Trial data has suggested that upadacitinib, a JAK1-selective inhibitor, is more effective at treating RA than Humira. Some analysts predict sales could eventually reach $3 billion a year or more.
Humira is the biggest selling drug in the world, but may not hold that position for much longer in the face of growing biosimilar competition – thus AbbVie has been keen to diversify its portfolio.
Nevertheless, upadacitinib will face two main JAK inhibitor competitors – Eli Lilly’s Olumiant and Pfizer’s Xeljanz.
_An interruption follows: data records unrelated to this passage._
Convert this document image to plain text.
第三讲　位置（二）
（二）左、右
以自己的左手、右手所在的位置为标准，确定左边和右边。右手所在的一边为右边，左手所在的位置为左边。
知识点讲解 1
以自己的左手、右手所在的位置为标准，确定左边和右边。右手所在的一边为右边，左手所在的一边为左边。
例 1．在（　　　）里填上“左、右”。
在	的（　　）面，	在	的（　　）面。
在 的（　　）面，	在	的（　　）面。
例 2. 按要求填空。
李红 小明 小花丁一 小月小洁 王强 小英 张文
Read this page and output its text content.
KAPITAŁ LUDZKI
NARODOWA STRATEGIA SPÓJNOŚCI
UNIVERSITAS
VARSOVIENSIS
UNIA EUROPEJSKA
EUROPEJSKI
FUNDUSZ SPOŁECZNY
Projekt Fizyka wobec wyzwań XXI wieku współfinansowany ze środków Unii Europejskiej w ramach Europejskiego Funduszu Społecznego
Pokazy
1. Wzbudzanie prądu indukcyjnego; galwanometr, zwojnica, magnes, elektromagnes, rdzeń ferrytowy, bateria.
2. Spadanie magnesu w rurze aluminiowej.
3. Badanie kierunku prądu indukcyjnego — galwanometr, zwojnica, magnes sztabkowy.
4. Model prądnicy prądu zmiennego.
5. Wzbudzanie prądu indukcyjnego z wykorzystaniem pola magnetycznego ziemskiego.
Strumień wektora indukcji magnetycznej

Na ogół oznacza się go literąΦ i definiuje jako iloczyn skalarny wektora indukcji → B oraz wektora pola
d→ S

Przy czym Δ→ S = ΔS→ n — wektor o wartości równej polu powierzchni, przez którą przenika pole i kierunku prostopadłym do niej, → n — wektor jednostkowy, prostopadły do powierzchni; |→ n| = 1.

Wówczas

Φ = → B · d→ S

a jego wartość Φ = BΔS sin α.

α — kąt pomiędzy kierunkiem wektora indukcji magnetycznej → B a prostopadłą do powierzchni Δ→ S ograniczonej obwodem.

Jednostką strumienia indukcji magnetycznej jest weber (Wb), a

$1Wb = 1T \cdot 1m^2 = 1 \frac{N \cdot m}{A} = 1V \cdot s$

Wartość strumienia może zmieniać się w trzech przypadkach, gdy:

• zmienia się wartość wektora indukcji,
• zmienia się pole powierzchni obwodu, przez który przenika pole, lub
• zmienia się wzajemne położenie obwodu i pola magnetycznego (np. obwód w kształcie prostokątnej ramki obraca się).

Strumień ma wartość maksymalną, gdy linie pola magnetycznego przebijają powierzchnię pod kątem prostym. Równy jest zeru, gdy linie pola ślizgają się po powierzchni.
Despite excitement surrounding the class, though, these treatments all face a complex, competitive market – especially with a number of low-cost biosimilars of injectable biologics on their way.
But the advantages of convenient oral administration with JAK inhibitors may override cost considerations that would otherwise favour biosimilar uptake.
Still, AbbVie will be keeping a close eye on news that Pfizer is moving patients to a lower dose of Xeljanz in a clinical study, after a safety signal emerged in the trial of patients at high risk of cardiovascular events.
AbbVie said it anticipates a regulatory decision on upadacitinib from the FDA in Q3 2019. The drug is also under review by the European Medicines Agency for the treatment of adult patients with moderate to severe rheumatoid arthritis.
Roche also benefited from two Priority Reviews this month – for personalised lung cancer medicine entrectinib and lymphoma treatment polatuzumab vedotin.
Entrectinib is a selective tyrosine kinase inhibitor being developed for non-small cell lung cancer (NSCLC) patients whose tumours carry NTRK fusions or ROS1 fusions.
The drug has also been granted Breakthrough Therapy Designation by the FDA, priority medicines (PRIME) designation by the EMA and Sakigake designation by the Japanese health authorities.
Roche added entrectinib to its pipeline when it acquired oncology biotech Ignyta for $1.7 billion in 2017, boosting its position in the extremely competitive lung cancer field.
Meanwhile, the Swiss firm’s polatuzumab vedotin has been granted priority review for the treatment of people with relapsed or refractory (R/R) diffuse large B-cell lymphoma (DLBCL) in combination with bendamustine plus Rituxan (rituximab).
Medicare coverage for CAR-T on the horizon
Medicare could soon cover CAR-T therapies under new proposals from the US’ Centers for Medicare & Medicaid Services (CMS), which aim to also gather real-world evidence to eventually inform expanded coverage.
Currently, local Medicare Administrative Contractors have discretion over whether to pay for CAR-T treatments.
The proposed National Coverage Determination would require Medicare to cover the therapy nationwide when it is offered in a CMS-approved registry or clinical study, in which patients are monitored for at least two years post-treatment.
Although this means that access would initially still be limited, evidence from the registries and studies would help CMS identify the types of patients that benefit from CAR-T therapy, informing future decisions about the types of cases in which Medicare would cover the treatment with no registry or trial requirement.